I implemented a science-‐learning center into my second grade classroom.
The focus of the center was plants and seeds. This subject coincided with the science lessons being taught in the classroom. I thought it was important for the center to be relevant to the material they were studying, so the knowledge and information gained in the center would be meaningful and useful. The learning center included scopes on a rope, which was relevant because the students attended a workshop on how to use scopes on a rope a few days before the center was implemented. The information and technology used in the center was useful and relevant to their current lessons.
I offered many activities in the center, all of which could be done with a
partner. I provided a book of “I can activities” that informed the students of all the activities available in the center. The students could use the computers to view select websites explaining, seed dispersal, the parts of a plant and how a plant grows. I pulled all the websites up before opening the center to ensure the students were using their time on the computers effectively. I provided a book on seeds and plants as a resource to review the parts of a seed, parts of a plant and the life cycle of a plant. I created matching boards for the parts of a plant and the life cycle of a plant. Each board had a set of cards that velcroed to the board to identify the parts of the plant or put the stages of a plant’s life cycle in order from beginning to end. The center included various seeds and plants to be viewed through the scope on a rope,
the plants were on paper plates so, they could be taken apart and the stems, roots, flowers and leaves could be viewed. The various seeds provided were of different, shapes, weights and textures so the children could perform tests on the seeds to see how the seeds travel, by water, wind or hitching a ride on animals or clothing. To test the seeds I put seed travel kits in the center, which contain a fan, a piece of felt and a cup of water. I put a silk plant in the center to be viewed through the scope on a rope and compared the real plant and silk plant. I also provided recording sheets for each of the activities so the children could record what they found while participating in the activities. The plant-‐learning center was set up on a table with a television and a scope on a rope. Computers are close to the station so the students can access the websites and videos easily. The area surrounding the center has ample floor space so that multiple children can occupy the area at once.
The activities were differentiated based on the different types of learners and
different ability levels. There were activities that included writing, reading, technology, hands on opportunities and observation. These activities provided many different ways to participate in the center, based on the different types of learners, auditory, visual and kinesthetic learners. Visual learners would enjoy the book and websites provided, as well as the pictures on the matching boards and the various materials that can be viewed on the scope. Auditory learners would benefit from listening to the video or website, since both had audio. Auditory learners could listen to another child read the book and benefit from listening to the discussion with their partner in the center. Kinesthetic learners will enjoy all activities in this center because every activity involves some aspect of hands on experience.
The activities in the center also range from difficult to easy. The activities can
all be done in pairs, so this will help children work on teamwork and helping each other understand. The matching boards are the only activities in the center that have right and wrong answers, but resources are provided to aid in finding the correct answer, such as the websites, video and the book all provide the information needed to correctly answer the questions. The students can also enlist the help of their partner to work on the activity. The scope on a rope is a difficult activity, just because it is fairly new technology to work with, but the students had a workshop to familiarize themselves with the scopes. The observation and recording worksheets are open ended, so there is no right or wrong answer. The children have already performed the seed travel activity during class, so they should be familiar with it, however different seeds were provided to make the activity different and new. All the activities deal with different aspects of a plant, from the parts, life cycle and the seed and the way the seed travels to create new plants. The activities are differentiated by difficulty, but the students are provided with the resources and have a partner to complete each task.
The students will rotate through the center daily. The class goes to centers
for 30 minutes a day and the children are rotated into different centers, by rotating their pictures on the classroom center chart. If we had more time in centers I would set up a timer to go off after half an hour and the children would know their two centers to rotate to during that hour, by use of the classroom center chart.
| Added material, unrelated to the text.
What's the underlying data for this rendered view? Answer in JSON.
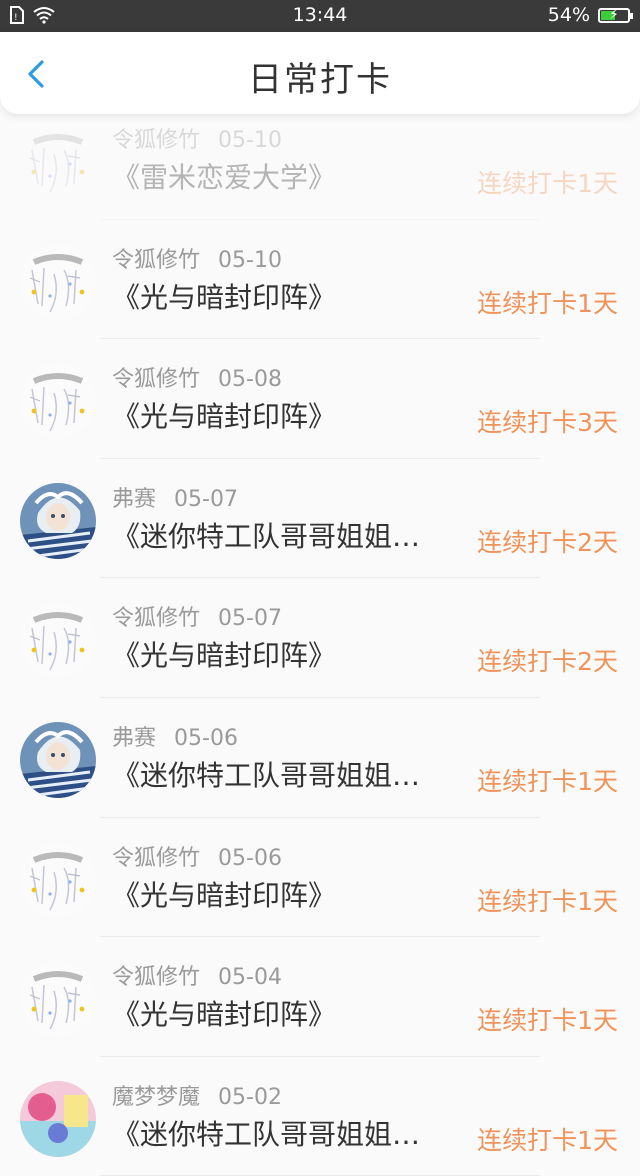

The centers materials will be easy to manage, I would rotate the materials once all of the children had a chance to go into the center. The plants could be replaced with
different plants and seeds and different activities should be made up to keep the children engaged and interested in the station. Another activity the children could do in the center as a replacement would be planting and observing their own seeds and finding unique ways to document their observations. I think the students should learn to manage the station and keep it clean and in order. To ensure that the students are capable of doing this, the station should be introduced to the students and shown each activity and material has a place it should be returned to once they have finished with the center. The center is small and can be managed by the students, if they are taught how to do so. The materials can be managed easily by rotating plants, seeds and activities weekly to keep the students engaged and interested in the center, as long as plants are relevant in the classroom.